I was much more impressed with Cidade Inteligente Búzios, in Rio de Janeiro, highlighted in the energy category. Rather than consisting of a single strategy, this "smart city" project involves an array of approaches to reduce energy consumption and carbon emissions, including development of urban solar and micro wind farms; installation of smart meters and a new computerized smart grid; installation of LED lamps for street-lighting, powered by renewable energy sources; increased energy efficiency measures in public buildings; solar panels on rooftops across the city; variable, demand-sensitive consumer pricing for electricity; incentives for greener transportation; and a pilot program featuring electric cars and bikes. Bravo. Among other energy projects cited in the report are a biomass-fueled heat and power research project at the University of British Columbia, Chicago’s urban solar plant and, notably, a small-scale project to create a community-owned solar collective in a distressed area of London.

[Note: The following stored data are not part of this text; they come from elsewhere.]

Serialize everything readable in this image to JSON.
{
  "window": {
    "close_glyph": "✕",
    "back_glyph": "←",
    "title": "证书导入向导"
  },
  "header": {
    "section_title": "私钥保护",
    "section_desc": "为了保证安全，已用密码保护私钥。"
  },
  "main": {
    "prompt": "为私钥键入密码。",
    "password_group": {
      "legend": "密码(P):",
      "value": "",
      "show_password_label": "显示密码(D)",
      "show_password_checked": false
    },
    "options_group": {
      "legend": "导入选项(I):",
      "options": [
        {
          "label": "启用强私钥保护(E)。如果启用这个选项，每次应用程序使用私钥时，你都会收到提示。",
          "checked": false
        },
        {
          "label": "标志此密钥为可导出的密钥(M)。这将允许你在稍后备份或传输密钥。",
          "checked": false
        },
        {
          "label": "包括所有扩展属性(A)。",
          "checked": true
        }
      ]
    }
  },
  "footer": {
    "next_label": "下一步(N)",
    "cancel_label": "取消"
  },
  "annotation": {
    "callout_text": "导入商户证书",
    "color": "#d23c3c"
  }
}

Another project in Singapore, the US $2.6 billion Deep Tunnel Sewage System features another very, very big concrete pipe running 48 kilometers. This one ends at a massive water reclamation facility said to be capable of daily treating 176 million gallons, equivalent to 320 Olympic-sized swimming pools, of used water that is then discharged into the sea through deep-sea outfall pipes or channeled to a reclamation plant on the roof:
There it is further purified through advanced membrane technologies into NEWater, Singapore’s own brand of reclaimed water. The new system works entirely by gravity, doing away with the need for pumping stations and eliminating the risk of overflows of used water. The project frees up land for other developments, and employs advanced technology that in some cases uses only a third of the present system’s footprint.
Other projects cited in the waste management category include a number of waste-to-energy plants, including Vancouver’s Energy Garden and Edinburgh’s Zero Waste initiative, which “aims to separate all food waste collections from regular rubbish by 2013, followed by a ban on recyclable waste in landfills by 2015.” That commendable project involves development of an anaerobic digestion facility to process 30,000 tons of waste per year.

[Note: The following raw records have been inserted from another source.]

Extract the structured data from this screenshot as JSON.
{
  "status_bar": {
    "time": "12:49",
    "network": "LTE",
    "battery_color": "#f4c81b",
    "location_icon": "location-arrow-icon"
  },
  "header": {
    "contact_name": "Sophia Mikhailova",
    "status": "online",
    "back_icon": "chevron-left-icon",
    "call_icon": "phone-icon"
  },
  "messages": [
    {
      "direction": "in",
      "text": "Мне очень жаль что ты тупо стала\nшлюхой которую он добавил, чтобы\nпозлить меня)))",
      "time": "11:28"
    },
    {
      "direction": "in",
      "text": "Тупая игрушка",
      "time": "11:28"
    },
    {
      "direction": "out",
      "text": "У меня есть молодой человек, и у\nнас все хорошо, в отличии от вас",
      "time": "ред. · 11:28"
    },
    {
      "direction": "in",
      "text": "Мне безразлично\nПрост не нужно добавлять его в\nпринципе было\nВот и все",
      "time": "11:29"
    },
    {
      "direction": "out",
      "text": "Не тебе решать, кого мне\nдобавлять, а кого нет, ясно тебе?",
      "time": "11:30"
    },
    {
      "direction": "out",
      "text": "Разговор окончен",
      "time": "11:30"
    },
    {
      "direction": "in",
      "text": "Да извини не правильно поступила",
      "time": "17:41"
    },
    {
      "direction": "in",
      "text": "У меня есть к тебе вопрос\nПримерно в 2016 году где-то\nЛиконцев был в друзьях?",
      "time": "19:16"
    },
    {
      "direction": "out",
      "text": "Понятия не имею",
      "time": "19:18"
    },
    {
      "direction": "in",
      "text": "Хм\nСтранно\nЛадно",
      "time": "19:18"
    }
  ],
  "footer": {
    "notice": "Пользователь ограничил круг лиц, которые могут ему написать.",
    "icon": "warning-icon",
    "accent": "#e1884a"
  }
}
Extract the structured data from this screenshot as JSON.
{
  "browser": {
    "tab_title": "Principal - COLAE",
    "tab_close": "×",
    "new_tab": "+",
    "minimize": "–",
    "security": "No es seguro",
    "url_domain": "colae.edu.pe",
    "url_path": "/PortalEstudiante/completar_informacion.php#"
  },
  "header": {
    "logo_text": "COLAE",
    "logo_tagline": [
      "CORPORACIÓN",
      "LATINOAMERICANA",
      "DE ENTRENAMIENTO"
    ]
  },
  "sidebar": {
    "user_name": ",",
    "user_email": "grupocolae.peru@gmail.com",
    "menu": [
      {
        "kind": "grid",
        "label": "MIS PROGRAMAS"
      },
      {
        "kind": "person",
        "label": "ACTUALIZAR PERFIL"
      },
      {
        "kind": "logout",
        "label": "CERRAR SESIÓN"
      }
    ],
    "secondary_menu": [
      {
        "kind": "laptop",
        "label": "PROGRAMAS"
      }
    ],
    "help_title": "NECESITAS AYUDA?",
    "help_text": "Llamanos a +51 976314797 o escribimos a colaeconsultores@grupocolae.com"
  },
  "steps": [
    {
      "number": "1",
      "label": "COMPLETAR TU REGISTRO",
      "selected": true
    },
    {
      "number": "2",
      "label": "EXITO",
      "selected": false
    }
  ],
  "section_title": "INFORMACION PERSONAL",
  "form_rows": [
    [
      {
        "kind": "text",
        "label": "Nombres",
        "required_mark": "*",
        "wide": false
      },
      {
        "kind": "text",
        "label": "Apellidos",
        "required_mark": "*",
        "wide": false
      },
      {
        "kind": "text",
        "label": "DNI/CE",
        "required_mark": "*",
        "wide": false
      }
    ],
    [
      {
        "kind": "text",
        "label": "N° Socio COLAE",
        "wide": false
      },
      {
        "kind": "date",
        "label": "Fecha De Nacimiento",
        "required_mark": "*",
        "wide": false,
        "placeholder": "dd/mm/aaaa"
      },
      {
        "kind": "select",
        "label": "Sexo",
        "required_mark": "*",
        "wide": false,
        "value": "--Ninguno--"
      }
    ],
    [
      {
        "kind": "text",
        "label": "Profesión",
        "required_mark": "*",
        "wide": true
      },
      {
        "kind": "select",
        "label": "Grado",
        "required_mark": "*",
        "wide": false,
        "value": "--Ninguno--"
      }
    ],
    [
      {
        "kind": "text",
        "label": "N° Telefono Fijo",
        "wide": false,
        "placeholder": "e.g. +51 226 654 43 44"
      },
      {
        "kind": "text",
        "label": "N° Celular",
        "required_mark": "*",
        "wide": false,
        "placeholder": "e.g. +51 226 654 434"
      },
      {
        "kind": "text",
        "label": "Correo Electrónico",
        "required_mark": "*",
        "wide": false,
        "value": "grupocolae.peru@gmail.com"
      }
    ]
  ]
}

Perhaps the most ambitious of all the winners, and certainly the most global, is the BRICS underwater communications cable, a fiber-optics line that will stretch for an astounding 21,000 miles, linking Russia, China, India, South Africa and Brazil with the United States:
In terms of routing, the cable will extend south from Vladivostok on Russia’s Pacific coast through Shantou in China to Singapore. A spur will be built to Chennai, India as the main cable extends further south through Mauritius, on to Cape Town in South Africa, across the south Atlantic to Fortaleza in Brazil and then northward to Jacksonville in the US state of Florida. Extensions to other countries en route, such as Indonesia, will be possible. The cable will . . . interconnect with several other cables, including the soon-to-be- operational West African Cable System and SEACOM on the east African coast.
For details on all of the above, see Infrastructure 100: World Cities Edition on KPMG’s site. Incidentally, after reading all 100 pages of the report, I had to investigate: you’ll be excited to know that the phrase "public private partnership” or its abbreviation "PPP" appears 84 times.